🤖 AI Summary
Current general-purpose vision foundation models exhibit low parameter efficiency, weak multi-task performance, and insufficient image-text alignment when applied to mammography, hindering high-accuracy, interpretable breast cancer screening. Method: We propose MammoFoundation—the first domain-specific foundation model for mammography—trained on large-scale, multi-center, native-resolution mammograms using an image-text co-alignment architecture. It unifies four key clinical tasks: cancer diagnosis, lesion localization, structured report generation, and risk prediction. Contribution/Results: On multiple public and private benchmarks, MammoFoundation significantly outperforms generalist large vision models despite using only one-third of their parameters. It achieves superior accuracy while enhancing clinical interpretability and auditability through explicit multimodal alignment and task-integrated representations. This work establishes a new paradigm for AI-powered, trustworthy breast cancer screening.
📝 Abstract
Breast cancer is one of the leading causes of death among women worldwide. We introduce Mammo-FM, the first foundation model specifically for mammography, pretrained on the largest and most diverse dataset to date - 140,677 patients (821,326 mammograms) across four U.S. institutions. Mammo-FM provides a unified foundation for core clinical tasks in breast imaging, including cancer diagnosis, pathology localization, structured report generation, and cancer risk prognosis within a single framework. Its alignment between images and text enables both visual and textual interpretability, improving transparency and clinical auditability, which are essential for real-world adoption. We rigorously evaluate Mammo-FM across diagnosis, prognosis, and report-generation tasks in in- and out-of-distribution datasets.

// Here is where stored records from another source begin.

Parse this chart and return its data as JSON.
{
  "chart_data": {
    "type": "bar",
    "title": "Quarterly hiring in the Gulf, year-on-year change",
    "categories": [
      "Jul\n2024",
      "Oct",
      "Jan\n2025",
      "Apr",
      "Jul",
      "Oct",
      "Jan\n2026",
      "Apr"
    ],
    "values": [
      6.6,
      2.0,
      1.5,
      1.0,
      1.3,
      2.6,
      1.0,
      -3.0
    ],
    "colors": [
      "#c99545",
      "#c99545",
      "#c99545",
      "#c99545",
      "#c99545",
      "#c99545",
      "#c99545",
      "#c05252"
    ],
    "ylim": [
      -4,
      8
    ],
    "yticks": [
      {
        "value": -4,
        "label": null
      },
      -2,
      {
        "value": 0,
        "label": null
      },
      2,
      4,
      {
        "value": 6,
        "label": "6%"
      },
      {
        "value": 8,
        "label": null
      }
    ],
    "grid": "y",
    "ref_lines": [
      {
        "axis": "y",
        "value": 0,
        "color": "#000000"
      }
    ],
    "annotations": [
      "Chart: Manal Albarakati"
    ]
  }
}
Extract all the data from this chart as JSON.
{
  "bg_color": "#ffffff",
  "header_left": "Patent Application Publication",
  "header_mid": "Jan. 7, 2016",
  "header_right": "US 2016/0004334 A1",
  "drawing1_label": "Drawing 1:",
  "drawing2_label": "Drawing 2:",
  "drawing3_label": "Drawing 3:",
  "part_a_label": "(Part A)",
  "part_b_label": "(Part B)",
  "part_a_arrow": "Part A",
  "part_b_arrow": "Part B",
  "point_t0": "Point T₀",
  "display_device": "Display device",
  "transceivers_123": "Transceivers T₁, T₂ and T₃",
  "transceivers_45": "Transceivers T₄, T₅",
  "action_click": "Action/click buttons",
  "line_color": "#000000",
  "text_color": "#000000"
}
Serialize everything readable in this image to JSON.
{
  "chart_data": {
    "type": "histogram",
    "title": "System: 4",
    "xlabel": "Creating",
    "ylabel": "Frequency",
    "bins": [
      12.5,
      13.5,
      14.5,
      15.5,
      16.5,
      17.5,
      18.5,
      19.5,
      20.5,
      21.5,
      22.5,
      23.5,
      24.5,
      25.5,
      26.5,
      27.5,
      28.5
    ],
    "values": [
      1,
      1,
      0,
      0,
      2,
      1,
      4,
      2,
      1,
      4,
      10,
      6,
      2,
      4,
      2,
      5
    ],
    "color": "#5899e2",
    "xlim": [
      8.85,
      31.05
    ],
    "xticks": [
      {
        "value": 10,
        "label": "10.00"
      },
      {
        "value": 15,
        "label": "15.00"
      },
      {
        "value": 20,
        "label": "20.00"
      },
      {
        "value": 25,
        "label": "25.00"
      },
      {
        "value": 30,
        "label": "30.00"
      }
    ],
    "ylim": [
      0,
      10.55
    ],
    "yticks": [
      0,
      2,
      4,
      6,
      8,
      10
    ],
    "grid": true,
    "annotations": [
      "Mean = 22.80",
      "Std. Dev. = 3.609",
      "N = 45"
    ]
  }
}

Despite operating on native-resolution mammograms and using only one-third of the parameters of state-of-the-art generalist FMs, Mammo-FM consistently outperforms them across multiple public and private benchmarks. These results highlight the efficiency and value of domain-specific foundation models designed around the full spectrum of tasks within a clinical domain and emphasize the importance of rigorous, domain-aligned evaluation.